Rix LJ pointed out that Internaut was not described as agent anywhere in the charter, and there was nothing to indicate it signed the owners box "as agent". Rejecting Fercometal’s argument that this suggested the firm was Sphinx’s manager, he said that both a long line of authorities, and the "commercial facts of life", showed Internaut’s liability was firmly established. He cited Lord Millett in the recent House of Lords decision in The ‘Starsin’ "The identity of the parties to a contract is fundamental ... It goes to the existence of the contract itself. If it is uncertain, there is no contract". Extrinsic evidence, as put forward by the appellant, was therefore irrelevant. He held David Steel J was right to hold that Internaut was liable as owner under the charterparty, and as a party to it..
Issue 2: who is the claimant party in the original arbitration? The question of who had invoked arbitration against Fercometal (and had authority to do so), was a "perplexing issue", said Rix LJ. He concluded the authority came via Gard and Ince & Co "from Internaut itself". Sphinx and Internaut were not commercially connected; it was Internaut, not Sphinx, which was a member of Gard; through its joint venture with Primary it was the party with a financial interest in collecting the demurrage claimed, whereas Sphinx’s interest was "wholly covered" by its time charter with Primary, and the documentary evidence seemed to show that Internaut was understood to be the disponent rather than the registered owner.
Rix LJ said he did not believe Fercometal knew that Internaut and not Sphinx was the owner under the charterparty, and he was not satisfied that Ince’s use of Sphinx’s name was "a mere misnomer". He pointed out that "as late as January 2001" Ince was maintaining that Sphinx was "already a party to the arbitration". Naming Sphinx was not a slip of the pen which could be remedied by amendment.

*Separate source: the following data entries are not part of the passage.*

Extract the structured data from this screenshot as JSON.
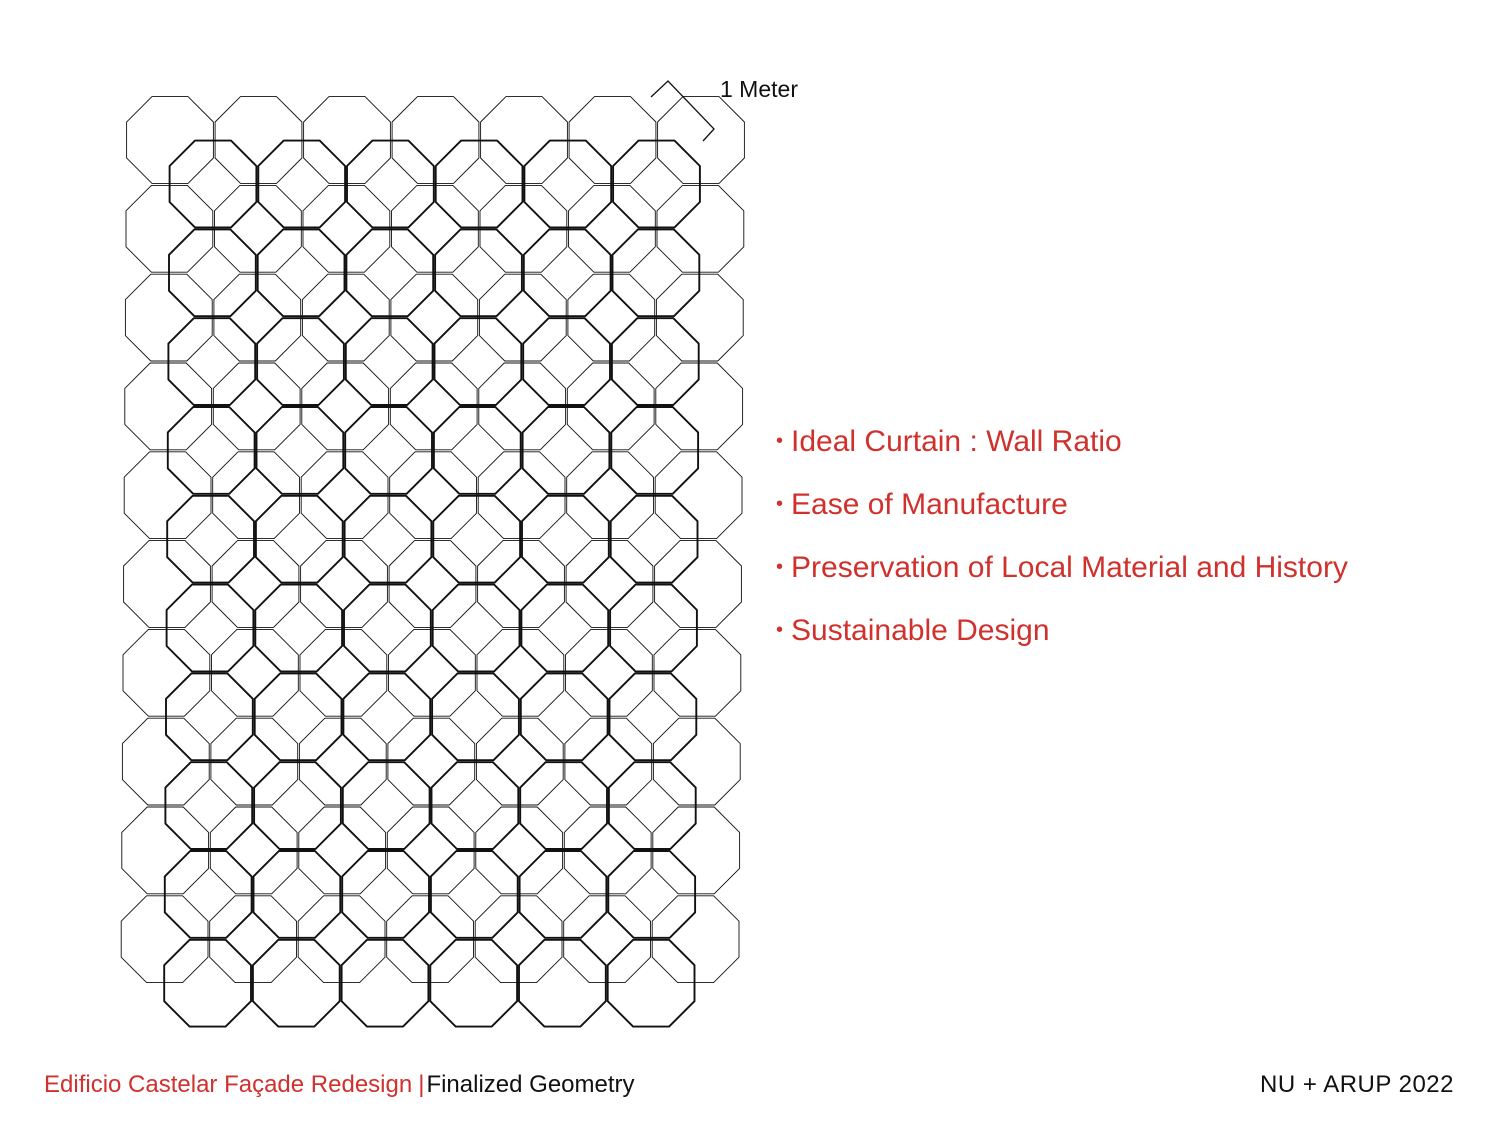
{
  "colors": {
    "accent": "#d0312d",
    "text": "#111111",
    "line": "#111111"
  },
  "scale": {
    "label": "1 Meter"
  },
  "principles": [
    "Ideal Curtain : Wall Ratio",
    "Ease of Manufacture",
    "Preservation of Local Material and History",
    "Sustainable Design"
  ],
  "footer": {
    "project": "Edificio Castelar Façade Redesign",
    "separator": "|",
    "subtitle": "Finalized Geometry",
    "credit": "NU + ARUP 2022"
  }
}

The arbitration started as one between Internaut and Fercometal, "but metamorphosed into one between Sphinx and Fercometal" - a "jurisdictional impossibility". Sphinx was not the owner under the charter, and in any case Ince was never instructed by Sphinx, though it claimed Sphinx later ratified the arbitration started in its name. The arbitrators had been right in declining the application to amend. Accordingly, the conduct of the arbitration in Sphinx’s name was a nullity.
Issue 3: Was the original Internaut-Fercometal arbitration still in being, and with what consequences? In spite of the unfortunate consequence that everything done in the arbitration to date had been wasted, the "necessary, proper and ultimately safest course" was to treat it as a valid, unfinished arbitration which was still in being. He concluded that its future conduct was a matter for the two arbitrators appointed to it by the parties, noting that the third might have to be reappointed.
He suggested it was possible that some of the charterer’s costs might in due course be sought from Ince or Sphinx, or both.